New car sales plunge despite green vehicles grabbing record market share
Some 11,700 fewer cars were registered across the UK in January, compared with the same month in 2019, after a 7.3 per cent slide in sales.
Releasing its latest data, the Society of Motor Manufacturers and Traders (SMMT) blamed confusion over diesel and clean air zones, along with weak consumer and business confidence.
The decline was driven by a 13.9 per cent year-on-year drop in demand from private consumers. Sales of diesel and petrol models were down by 36 per cent and 9.5 per cent respectively.
Alternatively-fuelled vehicles (AFVs) achieved a record market share of 11.9 per cent in January, up from 6.8 per cent in the same month last year. This included demand for plug-in hybrids more than doubling, and triple the number of pure electric cars leaving showrooms compared with January 2019.
On Tuesday, Prime Minister Boris Johnson outlined proposals to bring forward a ban on the sale of new petrol and diesel cars by five years to 2035. He also added hybrid cars to the plans.
SMMT chief executive Mike Hawes said: “The new car market is a key driver of the UK’s overall economy, so another month of decline is unsettling.
“Consumer confidence is not returning to the market and will not be helped by the government’s decision to add further confusion and instability by moving the goalposts on the end of the sale of internal combustion engine cars.
“While ambition is understandable as we must address climate change and air quality concerns, blanket bans do not help short-term consumer confidence.
“To be successful, government must lead the transition with an extensive and appropriately funded package of fiscal incentives, policies and investment to drive demand.”
James Fairclough, chief executive of AA Cars, said: “The growth in sales of plug-in hybrids – up 111.1 per cent in January – would usually give a clue to where drivers are going to be spending their money this year.
“However, the government’s announcement that it intends to ban the selling of new hybrid cars by 2035, alongside new petrol and diesel vehicles, will shift buying patterns in the years ahead.
“Including hybrids in the ban could prove to be counterproductive if it leads some drivers to hold onto petrol and diesel cars for longer.”
Karen Hilton, chief commercial officer at Heycar, the online marketplace for used cars backed by VW and Daimler, noted: "Following a move away from diesel models in 2015, and efforts in choice and affordability in EVs and hybrids, the industry has had to make quick and immediate changes.

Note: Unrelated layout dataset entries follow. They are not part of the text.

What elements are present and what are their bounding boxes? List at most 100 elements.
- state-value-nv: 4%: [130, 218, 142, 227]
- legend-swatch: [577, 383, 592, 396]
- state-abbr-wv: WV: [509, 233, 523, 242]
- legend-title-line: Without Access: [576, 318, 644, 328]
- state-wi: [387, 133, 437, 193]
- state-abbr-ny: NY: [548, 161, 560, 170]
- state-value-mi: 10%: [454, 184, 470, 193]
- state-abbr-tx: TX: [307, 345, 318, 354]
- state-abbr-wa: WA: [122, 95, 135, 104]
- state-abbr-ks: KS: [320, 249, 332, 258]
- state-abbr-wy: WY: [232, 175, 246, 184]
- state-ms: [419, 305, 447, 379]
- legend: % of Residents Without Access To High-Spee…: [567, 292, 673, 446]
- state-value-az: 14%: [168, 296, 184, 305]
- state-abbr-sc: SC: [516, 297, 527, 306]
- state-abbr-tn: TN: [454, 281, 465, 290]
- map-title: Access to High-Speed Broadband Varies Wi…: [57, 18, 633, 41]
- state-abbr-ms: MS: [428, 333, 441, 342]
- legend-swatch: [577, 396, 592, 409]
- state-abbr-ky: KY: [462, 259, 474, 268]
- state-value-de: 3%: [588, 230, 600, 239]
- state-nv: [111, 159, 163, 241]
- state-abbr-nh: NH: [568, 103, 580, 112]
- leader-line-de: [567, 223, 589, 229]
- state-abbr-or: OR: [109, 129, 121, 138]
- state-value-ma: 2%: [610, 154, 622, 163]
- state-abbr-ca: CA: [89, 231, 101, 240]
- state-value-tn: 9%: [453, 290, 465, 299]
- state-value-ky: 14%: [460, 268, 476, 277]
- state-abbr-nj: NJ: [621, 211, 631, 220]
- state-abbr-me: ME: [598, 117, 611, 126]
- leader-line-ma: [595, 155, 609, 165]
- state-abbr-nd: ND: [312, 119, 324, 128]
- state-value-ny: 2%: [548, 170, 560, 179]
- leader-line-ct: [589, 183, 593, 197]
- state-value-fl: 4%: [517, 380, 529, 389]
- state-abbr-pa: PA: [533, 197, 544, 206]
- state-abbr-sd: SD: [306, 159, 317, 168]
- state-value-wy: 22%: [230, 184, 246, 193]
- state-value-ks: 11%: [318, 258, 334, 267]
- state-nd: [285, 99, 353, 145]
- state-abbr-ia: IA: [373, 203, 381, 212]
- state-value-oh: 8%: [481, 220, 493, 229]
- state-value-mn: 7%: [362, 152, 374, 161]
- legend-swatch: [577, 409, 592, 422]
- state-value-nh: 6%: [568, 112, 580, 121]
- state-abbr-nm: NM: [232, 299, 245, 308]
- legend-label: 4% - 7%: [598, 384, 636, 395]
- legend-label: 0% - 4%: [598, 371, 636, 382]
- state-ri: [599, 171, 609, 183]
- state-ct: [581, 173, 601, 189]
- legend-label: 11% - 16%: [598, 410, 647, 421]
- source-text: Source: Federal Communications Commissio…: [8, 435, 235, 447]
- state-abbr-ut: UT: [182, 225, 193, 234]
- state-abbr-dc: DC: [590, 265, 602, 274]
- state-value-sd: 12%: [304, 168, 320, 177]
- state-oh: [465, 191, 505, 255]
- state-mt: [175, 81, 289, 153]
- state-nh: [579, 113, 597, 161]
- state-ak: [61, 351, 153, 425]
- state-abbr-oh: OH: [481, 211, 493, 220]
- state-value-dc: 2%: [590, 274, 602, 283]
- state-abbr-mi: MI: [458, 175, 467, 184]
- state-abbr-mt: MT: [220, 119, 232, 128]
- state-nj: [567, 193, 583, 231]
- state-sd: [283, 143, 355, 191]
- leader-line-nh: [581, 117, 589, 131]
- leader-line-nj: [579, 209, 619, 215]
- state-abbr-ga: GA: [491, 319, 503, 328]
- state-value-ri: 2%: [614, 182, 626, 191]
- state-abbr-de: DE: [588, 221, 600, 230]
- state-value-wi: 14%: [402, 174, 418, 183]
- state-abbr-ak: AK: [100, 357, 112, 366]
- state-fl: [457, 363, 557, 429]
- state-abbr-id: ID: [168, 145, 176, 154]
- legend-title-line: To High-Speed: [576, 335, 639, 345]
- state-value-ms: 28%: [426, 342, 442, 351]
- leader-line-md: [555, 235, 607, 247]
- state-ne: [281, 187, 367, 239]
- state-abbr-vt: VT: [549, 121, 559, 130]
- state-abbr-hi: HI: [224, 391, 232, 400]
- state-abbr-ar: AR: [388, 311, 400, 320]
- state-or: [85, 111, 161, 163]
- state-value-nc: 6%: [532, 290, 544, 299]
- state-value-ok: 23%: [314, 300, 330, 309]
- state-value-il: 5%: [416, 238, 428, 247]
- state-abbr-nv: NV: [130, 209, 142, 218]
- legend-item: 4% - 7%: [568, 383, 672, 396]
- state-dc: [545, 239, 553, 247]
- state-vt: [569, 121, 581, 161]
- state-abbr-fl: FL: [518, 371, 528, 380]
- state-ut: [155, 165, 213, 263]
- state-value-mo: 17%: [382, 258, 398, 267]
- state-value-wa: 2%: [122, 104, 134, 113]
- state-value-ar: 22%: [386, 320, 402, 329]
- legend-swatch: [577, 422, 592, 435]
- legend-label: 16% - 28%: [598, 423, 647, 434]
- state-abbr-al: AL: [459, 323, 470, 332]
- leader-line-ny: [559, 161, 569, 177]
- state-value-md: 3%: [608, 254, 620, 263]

"Despite decreasing sales in the new car market, the used car market continues to grow. We put this down to customers looking past the confusion and investing their hard earned cash where they can see savings and value.
"Yesterday’s news on cleaning up our roads will mark another shift in industry behaviour and we expect to see a wider variety of EV and hybrids enter the used market as well - offering even more choice to car buyers."